Moody’s calls school finance ruling a negative credit factor for Kansas

Moody’s Investors Services is calling last week’s court ruling on school finance a negative credit factor for Kansas.

“Although subject to appeal, this ruling is credit negative for Kansas (Aa1 negative) and underscores challenges the state faces as it tries to offset revenue losses from the income tax cuts it enacted last year,” Moody’s said in a report Thursday.

“The latest education-funding ruling comes at an inopportune time for Kansas,” the report continued. “The state last year passed a law that consolidates its personal income tax rates at 3% and 4.9%, removing the 6.45% and 6.25% top rates as well as the low rate of 3.5%. The income tax cuts have been projected by the state legislature to reduce general fund revenues by about $800 million, or 13%, in fiscal 2014, which starts 1 July. In addition, prior sales-tax hikes sunset this fiscal year, returning the state’s sales-tax rate to 5.7% from 6.3%.”

David Jacobson, a spokesman for Moody’s Public Finance Group, said the negative outlook does not have any immediate impact on the state’s credit rating, but signals the possibility that the credit rating could be downgraded in the next 12 to 24 months.
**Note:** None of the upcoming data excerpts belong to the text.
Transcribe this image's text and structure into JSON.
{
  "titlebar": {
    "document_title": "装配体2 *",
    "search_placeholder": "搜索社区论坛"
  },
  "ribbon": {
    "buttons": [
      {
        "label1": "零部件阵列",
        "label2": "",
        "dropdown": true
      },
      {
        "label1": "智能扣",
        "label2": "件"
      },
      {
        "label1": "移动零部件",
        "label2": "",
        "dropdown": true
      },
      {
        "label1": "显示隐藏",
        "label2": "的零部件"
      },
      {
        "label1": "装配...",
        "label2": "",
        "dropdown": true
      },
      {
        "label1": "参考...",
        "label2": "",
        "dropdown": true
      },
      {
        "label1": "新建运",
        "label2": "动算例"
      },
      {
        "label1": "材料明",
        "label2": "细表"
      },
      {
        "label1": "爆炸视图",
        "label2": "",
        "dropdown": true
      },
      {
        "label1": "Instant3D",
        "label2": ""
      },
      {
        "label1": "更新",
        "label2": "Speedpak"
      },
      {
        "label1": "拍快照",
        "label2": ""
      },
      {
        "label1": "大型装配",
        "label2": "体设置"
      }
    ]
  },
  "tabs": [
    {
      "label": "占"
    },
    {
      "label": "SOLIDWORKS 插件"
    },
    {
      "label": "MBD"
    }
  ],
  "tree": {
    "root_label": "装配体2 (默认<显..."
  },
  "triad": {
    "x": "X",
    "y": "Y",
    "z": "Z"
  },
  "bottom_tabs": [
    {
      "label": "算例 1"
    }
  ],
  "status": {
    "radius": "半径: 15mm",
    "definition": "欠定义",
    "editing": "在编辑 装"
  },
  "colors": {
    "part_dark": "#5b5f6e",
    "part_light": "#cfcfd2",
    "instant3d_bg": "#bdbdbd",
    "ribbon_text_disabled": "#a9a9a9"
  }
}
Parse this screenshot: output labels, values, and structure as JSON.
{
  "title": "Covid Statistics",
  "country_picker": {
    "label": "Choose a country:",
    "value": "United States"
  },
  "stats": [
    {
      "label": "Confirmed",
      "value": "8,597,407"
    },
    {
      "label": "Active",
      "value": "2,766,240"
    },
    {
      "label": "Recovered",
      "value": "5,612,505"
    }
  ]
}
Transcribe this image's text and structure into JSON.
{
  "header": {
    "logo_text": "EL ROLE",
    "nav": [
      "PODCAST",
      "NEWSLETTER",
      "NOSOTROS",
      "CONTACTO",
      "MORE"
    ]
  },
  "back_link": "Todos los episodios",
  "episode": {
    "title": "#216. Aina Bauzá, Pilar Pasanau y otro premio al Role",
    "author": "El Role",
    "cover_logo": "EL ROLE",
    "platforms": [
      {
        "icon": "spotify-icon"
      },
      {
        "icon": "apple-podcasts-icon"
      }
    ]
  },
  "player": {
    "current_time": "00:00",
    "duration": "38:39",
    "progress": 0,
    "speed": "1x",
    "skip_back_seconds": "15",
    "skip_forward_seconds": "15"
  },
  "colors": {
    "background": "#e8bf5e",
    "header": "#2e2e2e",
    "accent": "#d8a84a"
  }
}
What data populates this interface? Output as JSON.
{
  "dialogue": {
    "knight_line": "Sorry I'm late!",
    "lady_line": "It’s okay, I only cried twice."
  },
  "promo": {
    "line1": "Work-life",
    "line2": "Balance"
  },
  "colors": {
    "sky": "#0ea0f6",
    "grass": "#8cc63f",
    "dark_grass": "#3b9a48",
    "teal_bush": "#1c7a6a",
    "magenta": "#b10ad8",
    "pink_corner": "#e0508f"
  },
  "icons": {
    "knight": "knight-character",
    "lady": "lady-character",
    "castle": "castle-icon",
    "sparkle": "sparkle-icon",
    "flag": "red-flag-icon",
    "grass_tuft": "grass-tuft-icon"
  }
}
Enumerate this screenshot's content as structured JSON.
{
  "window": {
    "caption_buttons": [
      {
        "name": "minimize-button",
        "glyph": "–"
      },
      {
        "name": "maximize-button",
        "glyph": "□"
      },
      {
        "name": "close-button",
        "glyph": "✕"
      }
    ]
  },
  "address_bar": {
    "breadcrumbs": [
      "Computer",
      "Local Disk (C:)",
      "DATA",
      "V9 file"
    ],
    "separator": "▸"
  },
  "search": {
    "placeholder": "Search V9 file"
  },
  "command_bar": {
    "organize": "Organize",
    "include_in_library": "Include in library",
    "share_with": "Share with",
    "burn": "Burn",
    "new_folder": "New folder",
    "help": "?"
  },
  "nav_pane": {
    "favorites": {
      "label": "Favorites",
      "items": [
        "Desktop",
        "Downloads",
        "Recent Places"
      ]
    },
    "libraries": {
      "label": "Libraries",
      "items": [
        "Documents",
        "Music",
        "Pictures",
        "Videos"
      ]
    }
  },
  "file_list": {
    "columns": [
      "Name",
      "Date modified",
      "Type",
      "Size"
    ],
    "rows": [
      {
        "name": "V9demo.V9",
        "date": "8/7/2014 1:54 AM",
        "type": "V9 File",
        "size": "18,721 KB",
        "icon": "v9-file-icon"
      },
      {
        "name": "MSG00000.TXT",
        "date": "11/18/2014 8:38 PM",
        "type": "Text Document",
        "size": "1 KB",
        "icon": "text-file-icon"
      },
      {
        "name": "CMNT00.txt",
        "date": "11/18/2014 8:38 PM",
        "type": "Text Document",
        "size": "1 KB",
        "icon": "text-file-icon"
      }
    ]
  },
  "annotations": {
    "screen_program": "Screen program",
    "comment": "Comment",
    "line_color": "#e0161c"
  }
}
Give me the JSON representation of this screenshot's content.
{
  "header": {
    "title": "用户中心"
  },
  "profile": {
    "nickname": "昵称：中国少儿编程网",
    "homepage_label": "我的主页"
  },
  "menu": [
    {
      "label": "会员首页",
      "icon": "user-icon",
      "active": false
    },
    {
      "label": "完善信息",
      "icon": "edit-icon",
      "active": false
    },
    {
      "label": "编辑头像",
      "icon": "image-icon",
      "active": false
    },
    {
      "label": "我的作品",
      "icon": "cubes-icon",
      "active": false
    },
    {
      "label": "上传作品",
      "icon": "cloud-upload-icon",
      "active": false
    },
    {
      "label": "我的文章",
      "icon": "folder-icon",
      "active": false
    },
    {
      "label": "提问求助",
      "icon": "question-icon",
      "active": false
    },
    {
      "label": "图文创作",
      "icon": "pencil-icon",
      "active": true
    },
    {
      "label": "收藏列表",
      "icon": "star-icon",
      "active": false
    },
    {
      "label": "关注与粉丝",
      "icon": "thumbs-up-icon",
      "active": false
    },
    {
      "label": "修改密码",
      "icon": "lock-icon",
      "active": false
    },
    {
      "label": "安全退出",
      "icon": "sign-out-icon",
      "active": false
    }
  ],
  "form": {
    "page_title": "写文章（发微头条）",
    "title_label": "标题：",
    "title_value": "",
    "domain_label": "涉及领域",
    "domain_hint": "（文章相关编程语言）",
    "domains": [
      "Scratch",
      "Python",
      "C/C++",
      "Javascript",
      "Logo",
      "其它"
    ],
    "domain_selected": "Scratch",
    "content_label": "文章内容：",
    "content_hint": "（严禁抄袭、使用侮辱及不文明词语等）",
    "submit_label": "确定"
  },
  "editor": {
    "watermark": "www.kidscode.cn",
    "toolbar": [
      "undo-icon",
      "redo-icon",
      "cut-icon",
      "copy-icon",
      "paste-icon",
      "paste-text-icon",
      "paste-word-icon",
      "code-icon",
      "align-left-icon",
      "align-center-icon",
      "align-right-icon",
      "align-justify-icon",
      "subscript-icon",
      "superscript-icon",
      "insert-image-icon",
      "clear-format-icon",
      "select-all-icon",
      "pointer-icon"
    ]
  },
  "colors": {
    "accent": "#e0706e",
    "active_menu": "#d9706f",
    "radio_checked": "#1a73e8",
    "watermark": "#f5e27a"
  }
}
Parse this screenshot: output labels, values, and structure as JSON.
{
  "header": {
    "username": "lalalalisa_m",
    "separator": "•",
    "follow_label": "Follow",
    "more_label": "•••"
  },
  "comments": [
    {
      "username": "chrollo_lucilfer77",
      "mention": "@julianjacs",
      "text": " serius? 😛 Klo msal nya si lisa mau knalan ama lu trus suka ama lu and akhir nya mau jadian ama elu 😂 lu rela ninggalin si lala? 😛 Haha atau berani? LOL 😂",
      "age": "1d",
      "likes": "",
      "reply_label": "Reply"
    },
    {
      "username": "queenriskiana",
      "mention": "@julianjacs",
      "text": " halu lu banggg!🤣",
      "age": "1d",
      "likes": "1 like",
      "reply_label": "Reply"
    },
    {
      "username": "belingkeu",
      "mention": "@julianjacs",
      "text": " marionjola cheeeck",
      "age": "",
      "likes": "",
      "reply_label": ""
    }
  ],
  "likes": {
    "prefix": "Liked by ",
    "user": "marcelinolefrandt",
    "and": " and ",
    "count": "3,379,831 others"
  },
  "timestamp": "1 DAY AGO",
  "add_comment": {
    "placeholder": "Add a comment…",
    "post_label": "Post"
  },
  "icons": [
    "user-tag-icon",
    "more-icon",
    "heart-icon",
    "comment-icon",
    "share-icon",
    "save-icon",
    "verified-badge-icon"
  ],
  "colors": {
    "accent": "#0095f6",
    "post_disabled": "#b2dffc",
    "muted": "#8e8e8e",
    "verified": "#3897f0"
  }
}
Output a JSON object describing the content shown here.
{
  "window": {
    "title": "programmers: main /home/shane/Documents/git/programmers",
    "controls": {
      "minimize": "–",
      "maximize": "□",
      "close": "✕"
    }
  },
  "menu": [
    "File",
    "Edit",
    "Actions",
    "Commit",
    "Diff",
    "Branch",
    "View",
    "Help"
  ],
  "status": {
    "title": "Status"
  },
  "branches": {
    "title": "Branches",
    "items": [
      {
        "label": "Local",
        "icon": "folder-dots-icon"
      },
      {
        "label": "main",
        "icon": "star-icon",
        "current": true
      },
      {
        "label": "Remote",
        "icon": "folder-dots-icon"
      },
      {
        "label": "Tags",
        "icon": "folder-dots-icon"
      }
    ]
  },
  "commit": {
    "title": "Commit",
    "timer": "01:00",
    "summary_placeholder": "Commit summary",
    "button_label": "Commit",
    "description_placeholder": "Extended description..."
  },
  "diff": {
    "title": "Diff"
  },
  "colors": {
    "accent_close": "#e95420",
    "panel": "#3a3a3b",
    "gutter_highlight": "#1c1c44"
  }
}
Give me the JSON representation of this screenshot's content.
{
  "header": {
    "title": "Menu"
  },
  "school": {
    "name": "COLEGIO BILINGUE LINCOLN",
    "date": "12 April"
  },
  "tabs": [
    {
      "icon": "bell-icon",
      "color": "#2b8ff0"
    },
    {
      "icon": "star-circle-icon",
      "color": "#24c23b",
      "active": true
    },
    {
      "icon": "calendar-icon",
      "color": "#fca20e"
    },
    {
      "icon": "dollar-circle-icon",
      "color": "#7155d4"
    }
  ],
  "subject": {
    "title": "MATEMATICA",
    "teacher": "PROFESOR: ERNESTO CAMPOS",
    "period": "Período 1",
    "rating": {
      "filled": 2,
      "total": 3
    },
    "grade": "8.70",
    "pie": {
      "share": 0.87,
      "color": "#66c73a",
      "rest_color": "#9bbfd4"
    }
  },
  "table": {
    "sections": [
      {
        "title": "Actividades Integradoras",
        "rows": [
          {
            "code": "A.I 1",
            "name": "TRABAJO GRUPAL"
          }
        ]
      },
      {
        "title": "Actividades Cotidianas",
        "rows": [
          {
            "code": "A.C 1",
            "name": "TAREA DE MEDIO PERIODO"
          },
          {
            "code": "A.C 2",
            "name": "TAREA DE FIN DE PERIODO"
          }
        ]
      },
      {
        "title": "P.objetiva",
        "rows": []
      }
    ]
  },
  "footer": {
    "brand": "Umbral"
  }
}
Over the last two years, as the state has cut school funding and pressured school districts to spend down their cash reserves, Moody’s has issued cautionary statements about bond issues from individual school districts.

For example, in 2011 when the Leavenworth school district issued $8.8 million in new bonds, Moody’s assigned the district an Aa3 rating, noting that one of the challenges facing the district was the fact that “Kansas’ restrictive school funding structure limits (the) district’s ability to grow reserves.”

The Lawrence school district, however, received positive marks last month when it refinanced a series of 2006 bonds. Moody’s gave the Lawrence district an Aa2 rating and listed as one of the district’s strengths “stable financial operations with healthy reserves within the parameters of the state education funding structure.” But it noted as a challenge “state per pupil revenue reductions in recent years.”

On Jan. 11, a special three-judge panel ruled that the Kansas Legislature has failed to provide suitable funding for public schools as required by the state constitution. The court effectively ordered the Legislature to add an estimated $442 million in base per-pupil aid to schools.

It also said the entire system of levying local taxes is unconstitutional, unless or until the Legislature resumes funding “equalization” aid that subsidizes those funds for less wealthy districts.

Before the ruling, Kansas was already facing a projected $267 million budget shortfall, mainly because of revenue reductions stemming from income tax cuts enacted in 2012.